Editor’s Note: A Kurdish-language translation of this article is available on the website of the Kurdish magazine Culture Project.
Kurdish novelist, poet and essayist Bakhtiyar Ali is best known for his novel, translated as I Stared at the Night of the City, which is a best seller in the Kurdistan region of Iraq and is believed to be the first novel translated from Kurdish into English.
Now he and his translator, Kareem Abdulrahman, are finalizing Ali’s next novel, The Last Pomegranate, which the author hopes will be published next year. He read an excerpt from it at the Shubbak Festival in London in July.

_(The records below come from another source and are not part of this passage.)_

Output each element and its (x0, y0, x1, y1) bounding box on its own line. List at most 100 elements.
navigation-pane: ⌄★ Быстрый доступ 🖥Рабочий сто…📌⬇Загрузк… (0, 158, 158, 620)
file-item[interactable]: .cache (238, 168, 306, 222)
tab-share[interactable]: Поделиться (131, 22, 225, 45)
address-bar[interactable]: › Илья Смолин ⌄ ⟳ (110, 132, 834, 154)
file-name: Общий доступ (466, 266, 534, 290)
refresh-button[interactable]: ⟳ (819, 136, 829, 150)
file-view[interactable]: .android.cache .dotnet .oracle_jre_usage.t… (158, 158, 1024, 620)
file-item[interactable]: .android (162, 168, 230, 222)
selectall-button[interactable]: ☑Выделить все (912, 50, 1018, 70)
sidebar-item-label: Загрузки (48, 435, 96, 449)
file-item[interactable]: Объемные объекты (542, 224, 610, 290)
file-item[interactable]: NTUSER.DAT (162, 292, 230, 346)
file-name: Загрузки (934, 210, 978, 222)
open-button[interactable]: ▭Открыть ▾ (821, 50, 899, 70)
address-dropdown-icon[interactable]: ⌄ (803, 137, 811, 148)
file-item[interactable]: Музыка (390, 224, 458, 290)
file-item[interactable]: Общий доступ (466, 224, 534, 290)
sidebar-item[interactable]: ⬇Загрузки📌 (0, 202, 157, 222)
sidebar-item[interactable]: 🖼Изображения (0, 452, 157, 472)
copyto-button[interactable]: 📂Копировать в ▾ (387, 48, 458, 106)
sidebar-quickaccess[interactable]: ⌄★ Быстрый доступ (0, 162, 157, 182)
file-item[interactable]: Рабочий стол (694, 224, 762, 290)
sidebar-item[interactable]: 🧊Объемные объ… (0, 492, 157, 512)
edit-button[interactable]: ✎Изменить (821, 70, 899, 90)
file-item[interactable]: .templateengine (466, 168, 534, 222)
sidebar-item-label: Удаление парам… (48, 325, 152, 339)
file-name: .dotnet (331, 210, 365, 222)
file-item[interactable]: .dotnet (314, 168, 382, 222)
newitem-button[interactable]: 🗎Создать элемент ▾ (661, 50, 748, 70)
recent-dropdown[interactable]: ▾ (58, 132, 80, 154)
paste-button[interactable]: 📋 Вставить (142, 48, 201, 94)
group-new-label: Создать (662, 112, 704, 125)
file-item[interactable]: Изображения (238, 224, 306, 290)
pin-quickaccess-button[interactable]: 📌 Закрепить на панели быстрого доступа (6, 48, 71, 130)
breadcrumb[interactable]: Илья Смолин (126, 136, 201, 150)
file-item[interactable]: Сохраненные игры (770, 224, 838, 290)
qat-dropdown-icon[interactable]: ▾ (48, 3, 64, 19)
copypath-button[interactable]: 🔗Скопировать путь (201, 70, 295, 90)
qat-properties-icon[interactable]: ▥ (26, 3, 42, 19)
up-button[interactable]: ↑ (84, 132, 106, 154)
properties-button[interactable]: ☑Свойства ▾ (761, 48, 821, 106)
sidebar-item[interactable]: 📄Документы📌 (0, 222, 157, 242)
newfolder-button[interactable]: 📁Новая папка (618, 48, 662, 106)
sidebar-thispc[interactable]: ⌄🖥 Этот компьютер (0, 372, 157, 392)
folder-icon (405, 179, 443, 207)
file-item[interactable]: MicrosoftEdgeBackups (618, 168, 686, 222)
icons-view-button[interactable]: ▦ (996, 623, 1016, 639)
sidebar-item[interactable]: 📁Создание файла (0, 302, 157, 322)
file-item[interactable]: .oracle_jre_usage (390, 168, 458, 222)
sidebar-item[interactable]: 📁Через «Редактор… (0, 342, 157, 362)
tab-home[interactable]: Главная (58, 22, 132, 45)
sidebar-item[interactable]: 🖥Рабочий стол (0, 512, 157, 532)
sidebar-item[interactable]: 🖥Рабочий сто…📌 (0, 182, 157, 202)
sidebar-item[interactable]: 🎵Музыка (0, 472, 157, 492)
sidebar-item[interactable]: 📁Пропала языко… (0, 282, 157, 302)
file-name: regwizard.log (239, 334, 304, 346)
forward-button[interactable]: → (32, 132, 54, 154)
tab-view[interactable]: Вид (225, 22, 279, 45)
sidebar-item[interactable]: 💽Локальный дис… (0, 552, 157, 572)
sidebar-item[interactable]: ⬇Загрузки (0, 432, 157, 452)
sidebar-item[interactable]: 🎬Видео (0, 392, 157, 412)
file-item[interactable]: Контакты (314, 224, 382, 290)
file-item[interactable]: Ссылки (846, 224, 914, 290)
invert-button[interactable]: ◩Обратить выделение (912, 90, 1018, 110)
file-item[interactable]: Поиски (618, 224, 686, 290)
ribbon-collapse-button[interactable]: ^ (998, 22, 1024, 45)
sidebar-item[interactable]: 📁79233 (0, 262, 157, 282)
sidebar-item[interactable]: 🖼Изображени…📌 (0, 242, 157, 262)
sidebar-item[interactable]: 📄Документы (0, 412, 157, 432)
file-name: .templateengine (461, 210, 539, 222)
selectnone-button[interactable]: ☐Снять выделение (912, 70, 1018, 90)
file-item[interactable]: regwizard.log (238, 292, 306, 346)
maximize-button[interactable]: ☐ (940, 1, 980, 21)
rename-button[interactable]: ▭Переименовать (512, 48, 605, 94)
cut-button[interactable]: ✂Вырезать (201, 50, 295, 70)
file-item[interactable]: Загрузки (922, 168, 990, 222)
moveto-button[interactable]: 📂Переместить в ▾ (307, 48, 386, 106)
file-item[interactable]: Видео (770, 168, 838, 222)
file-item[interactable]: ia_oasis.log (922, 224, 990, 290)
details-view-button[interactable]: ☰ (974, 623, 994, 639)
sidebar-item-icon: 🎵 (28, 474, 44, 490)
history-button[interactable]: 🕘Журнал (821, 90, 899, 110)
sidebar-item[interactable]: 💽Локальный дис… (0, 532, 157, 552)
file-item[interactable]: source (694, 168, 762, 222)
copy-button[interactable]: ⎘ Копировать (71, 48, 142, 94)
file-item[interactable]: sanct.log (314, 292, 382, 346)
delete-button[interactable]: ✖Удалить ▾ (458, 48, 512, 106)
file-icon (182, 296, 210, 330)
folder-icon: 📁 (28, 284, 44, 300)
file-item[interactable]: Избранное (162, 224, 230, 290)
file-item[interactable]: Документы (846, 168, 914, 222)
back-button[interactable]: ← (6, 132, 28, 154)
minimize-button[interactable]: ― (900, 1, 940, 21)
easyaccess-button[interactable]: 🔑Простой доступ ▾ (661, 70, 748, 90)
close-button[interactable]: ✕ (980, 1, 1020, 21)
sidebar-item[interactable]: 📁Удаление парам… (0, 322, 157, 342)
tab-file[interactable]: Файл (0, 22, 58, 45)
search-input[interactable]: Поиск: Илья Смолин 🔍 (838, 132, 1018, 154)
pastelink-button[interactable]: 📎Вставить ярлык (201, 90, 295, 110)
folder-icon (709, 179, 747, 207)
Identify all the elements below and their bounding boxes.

Ali’s forthcoming novel is set in Turkey and explores the repressive and racist politics in the successive regimes after Atatürk, the modern nation’s founder and first president, and how discrimination against ethnic minorities came to be accepted as the norm.
“It will be the first time I write about a non-Kurdish, non-Iraqi environment,” Ali said. “There is a dark side to Turkish history that few talk about. I think it is the duty of literature to expose the contradictions inherent in nationalist and racist rhetoric.”

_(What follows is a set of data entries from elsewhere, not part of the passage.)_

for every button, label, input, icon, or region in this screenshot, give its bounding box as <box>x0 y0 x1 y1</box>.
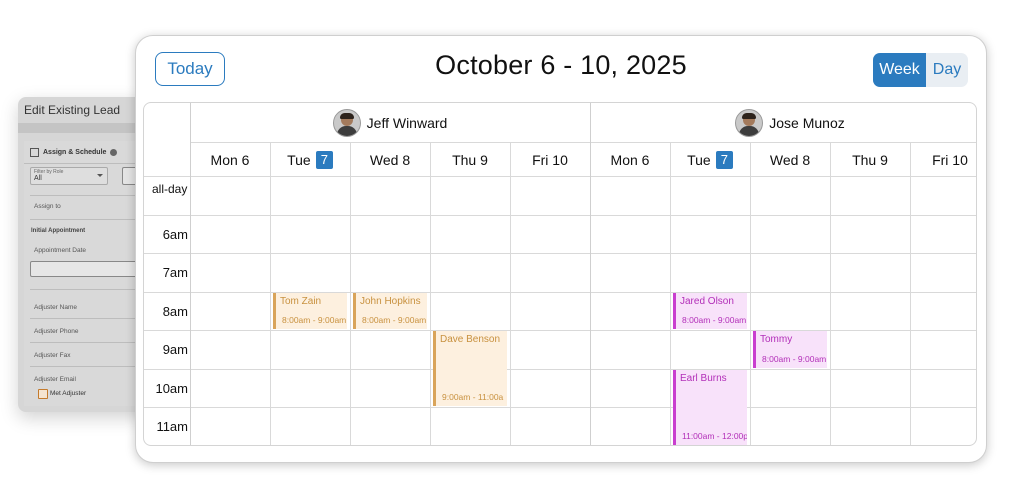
day-of-week: Tue <box>287 152 311 168</box>
resource-header: Jeff Winward <box>190 103 590 142</box>
calendar-icon <box>30 147 39 157</box>
hour-row-divider <box>144 407 976 408</box>
today-button[interactable]: Today <box>155 52 225 86</box>
day-column-divider <box>430 142 431 445</box>
day-header[interactable]: Fri 10 <box>510 143 590 177</box>
event-time: 8:00am - 9:00am <box>282 315 347 325</box>
day-of-week: Thu 9 <box>452 152 488 168</box>
calendar-event[interactable]: Tom Zain 8:00am - 9:00am <box>273 292 347 329</box>
avatar <box>735 108 764 137</box>
day-header[interactable]: Wed 8 <box>750 143 830 177</box>
time-label: 11am <box>156 419 188 434</box>
day-column-divider <box>830 142 831 445</box>
view-toggle: Week Day <box>873 53 968 87</box>
time-label: 8am <box>162 303 188 319</box>
day-of-week: Fri 10 <box>532 152 568 168</box>
assign-to-label: Assign to <box>34 203 61 210</box>
time-label: 7am <box>162 265 188 280</box>
event-time: 8:00am - 9:00am <box>362 315 427 325</box>
day-header[interactable]: Tue 7 <box>270 143 350 177</box>
day-header[interactable]: Thu 9 <box>430 143 510 177</box>
day-of-week: Wed 8 <box>769 152 811 168</box>
day-column-divider <box>910 142 911 445</box>
edit-lead-title: Edit Existing Lead <box>24 103 121 117</box>
day-column-divider <box>750 142 751 445</box>
adjuster-fax-label: Adjuster Fax <box>34 352 71 359</box>
assign-schedule-title: Assign & Schedule <box>43 148 107 156</box>
day-of-week: Wed 8 <box>369 152 411 168</box>
hour-row-divider <box>144 214 976 216</box>
week-view-button[interactable]: Week <box>873 53 926 87</box>
day-of-week: Thu 9 <box>852 152 888 168</box>
calendar-event[interactable]: Earl Burns 11:00am - 12:00p <box>673 369 747 445</box>
hour-row-divider <box>144 368 976 370</box>
calendar-event[interactable]: Dave Benson 9:00am - 11:00a <box>433 331 507 406</box>
day-of-week: Tue <box>687 152 711 168</box>
calendar-event[interactable]: Tommy 8:00am - 9:00am <box>753 331 827 368</box>
initial-appointment-label: Initial Appointment <box>31 228 86 234</box>
adjuster-name-label: Adjuster Name <box>34 304 77 311</box>
day-column-divider <box>670 142 671 445</box>
hour-row-divider <box>144 330 976 331</box>
adjuster-email-label: Adjuster Email <box>34 376 76 383</box>
day-header[interactable]: Thu 9 <box>830 143 910 177</box>
event-title: Jared Olson <box>680 295 734 307</box>
event-title: Tom Zain <box>280 295 322 307</box>
event-time: 9:00am - 11:00a <box>442 392 504 402</box>
day-header[interactable]: Tue 7 <box>670 143 750 177</box>
day-column-divider <box>350 142 351 445</box>
chevron-down-icon <box>97 174 103 177</box>
day-header[interactable]: Fri 10 <box>910 143 976 177</box>
event-title: Earl Burns <box>680 372 727 384</box>
avatar <box>332 108 361 137</box>
time-label: 10am <box>155 380 188 396</box>
event-time: 8:00am - 9:00am <box>762 353 827 364</box>
adjuster-phone-label: Adjuster Phone <box>34 328 79 335</box>
filter-by-role-select[interactable]: Filter by Role All <box>30 167 108 185</box>
date-range-title: October 6 - 10, 2025 <box>435 50 687 80</box>
event-title: John Hopkins <box>360 295 421 307</box>
day-of-week: Mon 6 <box>610 152 650 168</box>
calendar-card: Today October 6 - 10, 2025 Week Day Jeff… <box>135 35 987 463</box>
day-column-divider <box>510 142 511 445</box>
time-label: 9am <box>162 342 188 357</box>
appointment-date-label: Appointment Date <box>34 247 87 254</box>
day-of-week: Fri 10 <box>932 152 968 168</box>
resource-name: Jose Munoz <box>769 114 845 131</box>
help-icon[interactable] <box>110 148 118 156</box>
event-title: Tommy <box>760 334 793 345</box>
day-view-button[interactable]: Day <box>926 53 968 87</box>
calendar-event[interactable]: Jared Olson 8:00am - 9:00am <box>673 292 747 329</box>
day-header[interactable]: Mon 6 <box>590 143 670 177</box>
met-adjuster-checkbox[interactable] <box>38 389 48 399</box>
event-time: 11:00am - 12:00p <box>682 430 747 441</box>
calendar-event[interactable]: John Hopkins 8:00am - 9:00am <box>353 292 427 329</box>
today-date-badge: 7 <box>715 151 733 169</box>
hour-row-divider <box>144 291 976 293</box>
event-time: 8:00am - 9:00am <box>682 315 747 325</box>
day-header[interactable]: Mon 6 <box>190 143 270 177</box>
day-column-divider <box>270 142 271 445</box>
filter-value: All <box>34 175 42 182</box>
met-adjuster-label: Met Adjuster <box>50 390 87 397</box>
day-header[interactable]: Wed 8 <box>350 143 430 177</box>
resource-header: Jose Munoz <box>590 103 976 142</box>
calendar-grid: Jeff Winward Mon 6 Tue 7 Wed 8 Thu 9 Fri 10 Jos… <box>143 102 977 446</box>
today-date-badge: 7 <box>315 151 333 169</box>
day-of-week: Mon 6 <box>210 152 250 168</box>
event-title: Dave Benson <box>440 334 501 345</box>
time-label: 6am <box>162 226 188 242</box>
hour-row-divider <box>144 253 976 254</box>
all-day-label: all-day <box>152 182 188 196</box>
resource-name: Jeff Winward <box>366 114 448 131</box>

Kurds are the largest ethnic minority in Turkey, making up about 20 percent of the population, and their culture has faced varying degrees of repression over the years. There are an estimated 45 million Kurds worldwide, concentrated in a geographical region known as Kurdistan, which includes parts of Iran, Iraq, Syria and Turkey.
Fascination With Literature
Ali was born in Sulaymaniyah, in the Kurdish region of northern Iraq, in 1960. He now lives in Bonn, Germany. He won a PEN Promotes grant for literature in translation in 2015 and the Nelly Sachs Prize in 2017.
Impressed by the plays of Jean-Paul Sartre, Ali was fascinated with the way literature could serve as a vehicle for important philosophical ideas. Although he studied geology in his university years, his passion for literature remained a constant source of refuge, especially during the turbulent years of the Iran-Iraq War, “one of the most absurd wars in history,” as he calls it.
“The brutality of politics at the time was terrifying,” Ali says. “I felt as though I were a stranger in my own circles. All my friends were involved in the political movements of the time. I read a lot as a way to forget the circumstances around me.”